DREaM event 5: Opening Keynote

 

Dr Carol Tenopir

 

Carol Tenopir, from the School of Information Sciences at the University of Tennessee, delivered the opening keynote at the final DREaM conference on the topic: “Building evidence of the value and impact of library and information services: methods, metrics and ROI.”

 
Carol provided a preview of this session in a short interview.
 
 
 
 

Slides

 

 
You can also view this presentation on Slideshare.
 

Video

 

This video is also available on Vimeo.
 

Session Summary

 
Tenopir opened by observing that whilst some tradition remains, the pace of change within libraries can be quite startling as new collections, challenges and opportunities arise every day. Against this backdrop, measuring value, demonstrating value, and choosing between alternatives, is really important.

She described her work on the Lib-Value project, which aims to create a collection of tested methods and instruments to enable academic institutions to measure multiple values for multiple stakeholders. In order to measure value, you have to define value, so Tenopir spent some time reflecting on the different definitions of value, arguing that how you define value will influence what you choose to measure.

First, she discussed the use of purchase or exchange value (what one is willing to pay for information in terms of money or, in most cases, time) and use value (the outcome or favourable consequence of using the information). She highlighted the work of Bruce Kingma, who suggested that value can be considered in terms of economic or private value, social value, or environmental value. Finally, she described measures of implied, explicit and derived value, with illustrations related to the value of reading.

Within libraries, Tenopir observed that we are very good at measuring implied value. She used the example of download data as a measurement of implied value, noting that whilst implied value can be useful, and is usually relatively easy measure, you often need to go deeper to establish how valuable this really is. She illustrated this with an example of a student who downloads a huge volume of articles to satisfy a deadline in a few days and reads them very quickly, compared to a single download that exposes someone to a seminal work which moves their research forward. In this instance, she argued that download rates do not necessarily show actual value.

As part of the Lib-Value project, Tenopir and her co-researchers want to go beyond implied value to look at exchange value and use/outcomes of scholarly reading. To do this, they have primarily used critical incident techniques, in this case starting in the middle of the process. (This contrasts with much research in the LIS field is information-seeking research, which starts at the beginning.)

To demonstrate, Tenopir walked the delegates through some of her research in this area, starting with calculations based on data from the UK which shows that an individual academic staff member will spend a yearly average of 216 hours reading articles, 148 hours reading books and 84 hours reading other publications. She argued that this is a huge indication that reading these materials has an exchange value to what academics do.

These statistics covered all reading, so the next step was to start looking at where this reading came from – whether it be from the library or from “the competition”. She noted that 67% of the readings described above came from the libraries. This figure has increased over time, whilst there has been a decrease in the comparative number of readings from personal collections.
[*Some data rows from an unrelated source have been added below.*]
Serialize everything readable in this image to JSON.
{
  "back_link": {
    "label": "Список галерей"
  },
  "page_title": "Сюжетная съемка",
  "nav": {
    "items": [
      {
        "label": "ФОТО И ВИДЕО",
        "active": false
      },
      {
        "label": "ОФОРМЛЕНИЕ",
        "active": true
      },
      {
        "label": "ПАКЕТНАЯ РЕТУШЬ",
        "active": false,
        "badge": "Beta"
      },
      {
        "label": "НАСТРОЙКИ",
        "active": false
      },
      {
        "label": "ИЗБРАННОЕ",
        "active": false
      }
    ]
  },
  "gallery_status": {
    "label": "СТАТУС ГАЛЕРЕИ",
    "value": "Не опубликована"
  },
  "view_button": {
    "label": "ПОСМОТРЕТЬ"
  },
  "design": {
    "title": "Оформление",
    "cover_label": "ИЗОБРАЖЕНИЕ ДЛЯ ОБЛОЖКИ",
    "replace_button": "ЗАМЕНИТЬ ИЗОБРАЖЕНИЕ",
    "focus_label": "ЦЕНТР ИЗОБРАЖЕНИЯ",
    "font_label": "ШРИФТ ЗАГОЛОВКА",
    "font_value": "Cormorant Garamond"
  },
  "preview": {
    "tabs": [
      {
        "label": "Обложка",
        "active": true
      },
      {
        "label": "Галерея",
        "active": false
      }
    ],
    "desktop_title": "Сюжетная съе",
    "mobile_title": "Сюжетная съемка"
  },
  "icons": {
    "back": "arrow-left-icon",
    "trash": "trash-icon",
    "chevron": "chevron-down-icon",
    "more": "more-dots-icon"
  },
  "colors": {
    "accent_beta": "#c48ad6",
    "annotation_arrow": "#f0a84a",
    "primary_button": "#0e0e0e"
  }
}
Electronic text format was found to be overwhelmingly the most popular in this research. This factor can thus be used to demonstrate the value of the recent investment in e-collections. Tenopir observed that the high use of electronic materials may be connected to the perception amongst many academics that they are use libraries less frequently than they used to. Although physical visits to the library have decreased, remote visits are on the increase, and the number of resources used by remote visitors per visit is almost double that of those who make a visit to a physical library.

Sometimes it is necessary to put a monetary value on the library, which Tenopir agreed is both difficult and controversial. One reason for this is that some of the values delivered by libraries are in the form of improved reputation or rankings, i.e. not monetary values. She suggested using monetary value as a metric if this speaks to the administration of the institution to show how library activities support revenue-generation. However, you have to use a measure that makes sense to the mission of the institution. If you do choose to calculate the ROI of a library, Tenopir advised ensuring that you use a measure that makes sense for your institution. She warned that you should always remember that once yo cite a number it never escapes people’s minds.

Tenopir concluded by demonstrating how to put a human face on the numbers. She gave a portrait of academic success based on statistics surrounding library use and reading, thus showing the value of these to the individual academic.

Finally, she stressed that whether you measure the library in economic terms or softer terms (such as success), don’t expect it always to give a positive result. If your analysis does not show a good return on investment, first consider whether the method is right, and if it is, look for changes that can made to improve the value of the library based on this evidence.